The father was vanquished, gave him a horse, and was rewarded by receiving a visit from his son at his country house in Rye, twenty-five miles from the city, every other week.

Another anecdote betrays the Frenchman. Soon after his admission to the bar, being opposed in a suit to Mr. Kissam, his preceptor, he somewhat puzzled and embarrassed that gentleman in the course of his argument. Alluding to this, Mr. Kissam pleasantly said:

"I see, your honor, that I have brought up a bird to pick out my own eyes."

"Oh, no," instantly replied Mr. Jay; "not to pick out, but to open your eyes."

Inheriting a large estate, and being allied either by marriage or by blood with most of the powerful families of the province, and being himself a man of good talents and most respectable character, he made rapid advance in his profession, and gained a high place in the esteem and confidence of his fellow-citizens; so that when the first Congress met at Philadelphia, in 1774, John Jay was one of those who represented in it the colony of New York. He was then twenty-nine years of age, and was, perhaps, the youngest member of the body, every individual of which he outlived.

Some of the best written papers of that session were of his composition. It was he who wrote that memorable address to the people of Great Britain, in which the wrongs of the colonists were expressed with so much eloquence, conciseness, and power. He left his lodgings in Philadelphia, it is said, and shut himself up in a room in a tavern to secure himself from interruption, and there penned the address which was the foundation of his political fortunes.

At an early period of the Revolution he was appointed Minister to Spain, where he struggled with more persistance than success to induce a timid and dilatory government to render some substantial aid to his country. He was afterwards one of the commissioners who negotiated the treaty with Great Britain, in which the independence of the United States was acknowledged, and its boundaries settled. Soon after his return home Congress appointed him Secretary for Foreign Affairs, which was the most important office in their gift, and in which he displayed great ability in the dispatch of business.

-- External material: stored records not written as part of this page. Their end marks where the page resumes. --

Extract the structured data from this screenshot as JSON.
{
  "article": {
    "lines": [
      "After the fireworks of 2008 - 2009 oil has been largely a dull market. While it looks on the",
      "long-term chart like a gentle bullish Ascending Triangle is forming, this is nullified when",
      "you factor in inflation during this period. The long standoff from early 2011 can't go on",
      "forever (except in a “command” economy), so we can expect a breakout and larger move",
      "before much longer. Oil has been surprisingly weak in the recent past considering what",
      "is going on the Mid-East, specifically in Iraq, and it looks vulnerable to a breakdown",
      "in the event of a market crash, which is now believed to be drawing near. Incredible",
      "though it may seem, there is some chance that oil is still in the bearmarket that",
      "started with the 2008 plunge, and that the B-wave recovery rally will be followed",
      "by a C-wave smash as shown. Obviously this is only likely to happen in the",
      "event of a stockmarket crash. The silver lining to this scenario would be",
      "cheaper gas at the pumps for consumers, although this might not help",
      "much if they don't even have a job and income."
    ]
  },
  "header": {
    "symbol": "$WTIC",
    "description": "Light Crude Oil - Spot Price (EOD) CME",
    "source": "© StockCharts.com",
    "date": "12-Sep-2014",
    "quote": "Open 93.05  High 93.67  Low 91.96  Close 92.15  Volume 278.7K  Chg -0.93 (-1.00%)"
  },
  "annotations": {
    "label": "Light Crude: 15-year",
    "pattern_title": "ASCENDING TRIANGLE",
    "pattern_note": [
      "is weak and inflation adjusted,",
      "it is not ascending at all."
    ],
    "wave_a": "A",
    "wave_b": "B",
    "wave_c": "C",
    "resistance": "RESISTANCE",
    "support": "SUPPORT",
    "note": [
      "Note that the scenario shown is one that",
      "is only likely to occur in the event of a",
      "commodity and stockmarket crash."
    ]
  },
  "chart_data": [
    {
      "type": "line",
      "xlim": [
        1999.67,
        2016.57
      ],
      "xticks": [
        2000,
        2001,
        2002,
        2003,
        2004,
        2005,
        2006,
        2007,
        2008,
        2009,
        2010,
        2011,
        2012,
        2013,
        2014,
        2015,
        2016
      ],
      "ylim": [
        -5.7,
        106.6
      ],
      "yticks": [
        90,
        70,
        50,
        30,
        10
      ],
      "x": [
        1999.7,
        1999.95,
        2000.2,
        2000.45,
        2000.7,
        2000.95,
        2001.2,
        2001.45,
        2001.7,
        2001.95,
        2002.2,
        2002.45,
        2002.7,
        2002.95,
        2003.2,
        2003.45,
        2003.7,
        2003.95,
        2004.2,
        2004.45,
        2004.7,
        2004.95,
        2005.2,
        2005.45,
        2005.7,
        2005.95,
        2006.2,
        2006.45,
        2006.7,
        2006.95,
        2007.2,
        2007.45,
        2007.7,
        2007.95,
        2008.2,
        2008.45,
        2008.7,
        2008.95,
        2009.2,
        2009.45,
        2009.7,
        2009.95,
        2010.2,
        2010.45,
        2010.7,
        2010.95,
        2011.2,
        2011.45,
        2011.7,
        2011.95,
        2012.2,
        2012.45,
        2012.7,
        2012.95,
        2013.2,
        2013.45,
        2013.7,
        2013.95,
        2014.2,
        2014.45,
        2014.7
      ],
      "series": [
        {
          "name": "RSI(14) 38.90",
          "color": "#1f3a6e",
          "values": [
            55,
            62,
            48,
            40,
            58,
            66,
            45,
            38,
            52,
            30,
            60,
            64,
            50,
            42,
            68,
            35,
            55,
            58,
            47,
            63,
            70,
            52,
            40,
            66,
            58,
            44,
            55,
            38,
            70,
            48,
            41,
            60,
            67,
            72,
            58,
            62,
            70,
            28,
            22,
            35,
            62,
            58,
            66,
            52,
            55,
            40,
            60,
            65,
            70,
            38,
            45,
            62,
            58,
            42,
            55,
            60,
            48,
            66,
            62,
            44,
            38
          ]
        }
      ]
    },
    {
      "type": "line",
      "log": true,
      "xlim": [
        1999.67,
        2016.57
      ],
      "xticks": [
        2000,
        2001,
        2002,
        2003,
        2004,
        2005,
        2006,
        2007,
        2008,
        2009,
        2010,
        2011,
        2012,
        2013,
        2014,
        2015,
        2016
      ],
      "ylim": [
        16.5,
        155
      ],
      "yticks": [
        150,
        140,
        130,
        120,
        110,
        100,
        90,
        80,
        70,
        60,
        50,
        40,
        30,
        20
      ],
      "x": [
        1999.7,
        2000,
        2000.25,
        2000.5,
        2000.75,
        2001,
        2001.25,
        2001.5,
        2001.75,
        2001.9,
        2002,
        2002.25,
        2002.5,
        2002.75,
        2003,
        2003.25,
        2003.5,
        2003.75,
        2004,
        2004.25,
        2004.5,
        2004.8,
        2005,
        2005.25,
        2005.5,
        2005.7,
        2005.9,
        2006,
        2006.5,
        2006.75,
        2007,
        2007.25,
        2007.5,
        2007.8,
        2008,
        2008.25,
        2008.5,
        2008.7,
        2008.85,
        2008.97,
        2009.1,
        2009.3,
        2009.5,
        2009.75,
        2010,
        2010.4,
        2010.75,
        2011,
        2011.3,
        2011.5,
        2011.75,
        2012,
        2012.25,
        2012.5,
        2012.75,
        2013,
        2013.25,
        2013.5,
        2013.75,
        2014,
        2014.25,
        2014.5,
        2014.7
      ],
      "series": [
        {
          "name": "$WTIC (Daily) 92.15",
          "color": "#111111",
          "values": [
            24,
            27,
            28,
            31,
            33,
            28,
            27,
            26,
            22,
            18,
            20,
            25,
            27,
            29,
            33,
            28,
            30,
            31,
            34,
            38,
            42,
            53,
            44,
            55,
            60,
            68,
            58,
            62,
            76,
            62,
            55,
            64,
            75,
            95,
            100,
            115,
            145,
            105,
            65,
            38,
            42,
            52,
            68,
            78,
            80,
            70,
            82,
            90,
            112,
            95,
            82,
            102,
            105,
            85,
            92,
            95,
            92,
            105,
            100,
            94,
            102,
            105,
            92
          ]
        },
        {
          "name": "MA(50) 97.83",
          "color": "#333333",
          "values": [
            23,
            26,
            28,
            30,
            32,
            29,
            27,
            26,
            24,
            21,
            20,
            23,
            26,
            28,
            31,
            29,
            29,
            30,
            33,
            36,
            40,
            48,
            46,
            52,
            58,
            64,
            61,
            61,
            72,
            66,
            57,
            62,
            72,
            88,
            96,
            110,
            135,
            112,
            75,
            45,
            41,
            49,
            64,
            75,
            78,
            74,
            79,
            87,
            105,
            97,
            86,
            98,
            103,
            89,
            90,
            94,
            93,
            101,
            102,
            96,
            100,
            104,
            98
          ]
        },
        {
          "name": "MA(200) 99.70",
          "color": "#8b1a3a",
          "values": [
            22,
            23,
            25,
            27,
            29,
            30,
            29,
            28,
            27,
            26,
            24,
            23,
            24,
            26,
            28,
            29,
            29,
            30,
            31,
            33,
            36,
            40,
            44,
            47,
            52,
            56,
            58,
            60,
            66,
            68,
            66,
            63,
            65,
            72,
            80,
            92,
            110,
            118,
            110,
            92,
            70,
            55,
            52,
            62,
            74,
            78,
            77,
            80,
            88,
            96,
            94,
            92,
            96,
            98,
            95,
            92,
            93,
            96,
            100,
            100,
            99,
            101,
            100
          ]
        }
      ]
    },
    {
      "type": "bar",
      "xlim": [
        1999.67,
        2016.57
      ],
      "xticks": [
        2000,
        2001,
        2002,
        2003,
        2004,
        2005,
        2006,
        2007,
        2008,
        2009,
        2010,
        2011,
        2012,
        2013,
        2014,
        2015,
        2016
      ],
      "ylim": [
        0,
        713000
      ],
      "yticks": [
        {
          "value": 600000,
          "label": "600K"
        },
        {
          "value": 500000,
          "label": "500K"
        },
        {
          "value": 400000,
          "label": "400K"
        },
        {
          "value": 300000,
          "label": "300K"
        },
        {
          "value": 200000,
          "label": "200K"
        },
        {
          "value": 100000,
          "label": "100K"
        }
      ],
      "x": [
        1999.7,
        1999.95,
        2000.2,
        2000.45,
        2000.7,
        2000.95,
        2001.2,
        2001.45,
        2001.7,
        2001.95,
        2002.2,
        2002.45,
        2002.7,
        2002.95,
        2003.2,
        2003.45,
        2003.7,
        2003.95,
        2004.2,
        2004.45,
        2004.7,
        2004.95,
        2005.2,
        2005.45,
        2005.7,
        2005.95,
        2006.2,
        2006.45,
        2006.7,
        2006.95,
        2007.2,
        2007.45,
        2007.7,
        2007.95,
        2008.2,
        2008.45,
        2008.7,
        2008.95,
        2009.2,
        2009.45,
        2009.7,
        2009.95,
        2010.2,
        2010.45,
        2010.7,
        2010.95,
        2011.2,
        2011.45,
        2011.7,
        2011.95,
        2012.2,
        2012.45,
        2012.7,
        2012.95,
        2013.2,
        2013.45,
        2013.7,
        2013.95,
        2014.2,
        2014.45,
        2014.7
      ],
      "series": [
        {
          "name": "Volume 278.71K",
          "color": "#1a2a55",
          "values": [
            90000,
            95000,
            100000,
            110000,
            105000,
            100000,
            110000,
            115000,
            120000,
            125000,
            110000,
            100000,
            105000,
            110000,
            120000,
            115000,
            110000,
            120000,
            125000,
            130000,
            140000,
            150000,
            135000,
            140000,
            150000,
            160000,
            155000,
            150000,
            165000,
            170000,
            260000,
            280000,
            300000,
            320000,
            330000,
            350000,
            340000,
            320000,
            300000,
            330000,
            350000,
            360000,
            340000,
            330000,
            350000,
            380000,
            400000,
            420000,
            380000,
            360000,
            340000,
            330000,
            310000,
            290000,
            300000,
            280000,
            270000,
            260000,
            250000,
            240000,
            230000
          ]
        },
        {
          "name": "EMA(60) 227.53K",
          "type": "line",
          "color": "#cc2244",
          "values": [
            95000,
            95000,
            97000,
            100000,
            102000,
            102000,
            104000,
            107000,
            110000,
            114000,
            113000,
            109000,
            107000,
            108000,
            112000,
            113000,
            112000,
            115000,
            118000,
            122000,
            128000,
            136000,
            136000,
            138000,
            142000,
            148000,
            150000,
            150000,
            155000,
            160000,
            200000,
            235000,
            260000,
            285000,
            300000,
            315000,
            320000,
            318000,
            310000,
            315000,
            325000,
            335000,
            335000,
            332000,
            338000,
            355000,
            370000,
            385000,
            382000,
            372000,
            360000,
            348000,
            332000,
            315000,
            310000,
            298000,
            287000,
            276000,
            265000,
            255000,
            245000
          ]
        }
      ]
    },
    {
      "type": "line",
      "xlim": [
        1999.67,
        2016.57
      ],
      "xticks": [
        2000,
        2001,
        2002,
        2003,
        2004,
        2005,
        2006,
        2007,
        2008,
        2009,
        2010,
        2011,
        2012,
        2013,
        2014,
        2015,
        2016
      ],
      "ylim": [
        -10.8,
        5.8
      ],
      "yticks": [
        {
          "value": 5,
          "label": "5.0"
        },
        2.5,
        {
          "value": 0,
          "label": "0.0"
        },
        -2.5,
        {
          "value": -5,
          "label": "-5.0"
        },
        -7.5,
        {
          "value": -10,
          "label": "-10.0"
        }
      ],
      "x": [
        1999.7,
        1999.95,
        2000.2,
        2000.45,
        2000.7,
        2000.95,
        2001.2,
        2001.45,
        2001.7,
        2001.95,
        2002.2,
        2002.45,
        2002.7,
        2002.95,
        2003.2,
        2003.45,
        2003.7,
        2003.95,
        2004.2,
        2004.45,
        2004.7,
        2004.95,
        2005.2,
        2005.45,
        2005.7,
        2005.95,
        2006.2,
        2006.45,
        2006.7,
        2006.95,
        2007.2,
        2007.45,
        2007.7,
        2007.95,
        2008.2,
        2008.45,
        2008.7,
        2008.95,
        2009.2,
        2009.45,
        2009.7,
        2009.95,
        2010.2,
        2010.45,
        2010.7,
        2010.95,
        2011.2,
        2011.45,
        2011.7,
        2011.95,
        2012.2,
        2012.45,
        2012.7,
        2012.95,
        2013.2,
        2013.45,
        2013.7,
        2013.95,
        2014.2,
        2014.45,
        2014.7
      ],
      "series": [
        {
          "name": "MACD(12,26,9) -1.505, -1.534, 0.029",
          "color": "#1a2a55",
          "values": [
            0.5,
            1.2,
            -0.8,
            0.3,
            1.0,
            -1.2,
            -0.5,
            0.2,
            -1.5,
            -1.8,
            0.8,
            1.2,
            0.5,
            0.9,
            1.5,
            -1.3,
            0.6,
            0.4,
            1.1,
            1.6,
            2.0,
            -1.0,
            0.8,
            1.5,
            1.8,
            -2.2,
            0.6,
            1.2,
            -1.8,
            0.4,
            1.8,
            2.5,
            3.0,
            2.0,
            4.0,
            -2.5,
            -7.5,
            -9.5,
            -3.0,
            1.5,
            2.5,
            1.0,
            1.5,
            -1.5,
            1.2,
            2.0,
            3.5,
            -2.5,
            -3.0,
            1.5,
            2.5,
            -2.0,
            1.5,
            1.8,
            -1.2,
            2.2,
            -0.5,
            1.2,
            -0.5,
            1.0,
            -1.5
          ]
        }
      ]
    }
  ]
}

Like all the great men of that day--like Washington, Jefferson, Franklin, Hamilton, Patrick Henry, John Randolph, and all others of similar grade--John Jay was an ardent abolitionist. He brought home with him from abroad one negro slave, to whom he gave his freedom when he had served long enough to repay him the expense incurred in bringing him to America.

Mr. Jay, upon the division of the country into Republicans and Federalists, became a decided Federalist, and took a leading part in the direction of that great party. President Washington appointed him Chief-Justice of the Supreme Court, an office which he soon resigned. The most noted of all his public services was the negotiation of a treaty with Great Britain in 1794. The terms of this treaty were revolting in the extreme, both to the pride of Americans and to their sense of justice; and Mr. Jay was overwhelmed with the bitterest reproaches from the party opposed to his own. No man, however, has ever been able to show that better terms were attainable; nor can any candid person now hold the opinion that the United States should have preferred war to the acceptance of those terms. If a very skillful negotiator could have done somewhat better for his country, Mr. Jay did the best he could, and, probably, as well as any man could have done.

Never was a public man more outrageously abused. On one occasion, a mob paraded the streets of Philadelphia, carrying an image of Mr. Jay holding a pair of scales. One of the scales was labeled, "American Liberty and Independence," and the other, "British Gold," the latter weighing down the former as low as it could go, while from the mouth of the effigy issued the words:

"Come up to my price and I will sell you my country."

The effigy was finally burnt in one of the public squares.

Notwithstanding this storm of abuse, Mr. Jay was elected Governor of New York, from which office he retired to his pleasant seat at Bedford, where he spent the remainder of his life. He lived to the year 1829, when he died, aged eighty-four years, leaving children and grandchildren who have sustained his high character, illustrated his memory, and continued his work.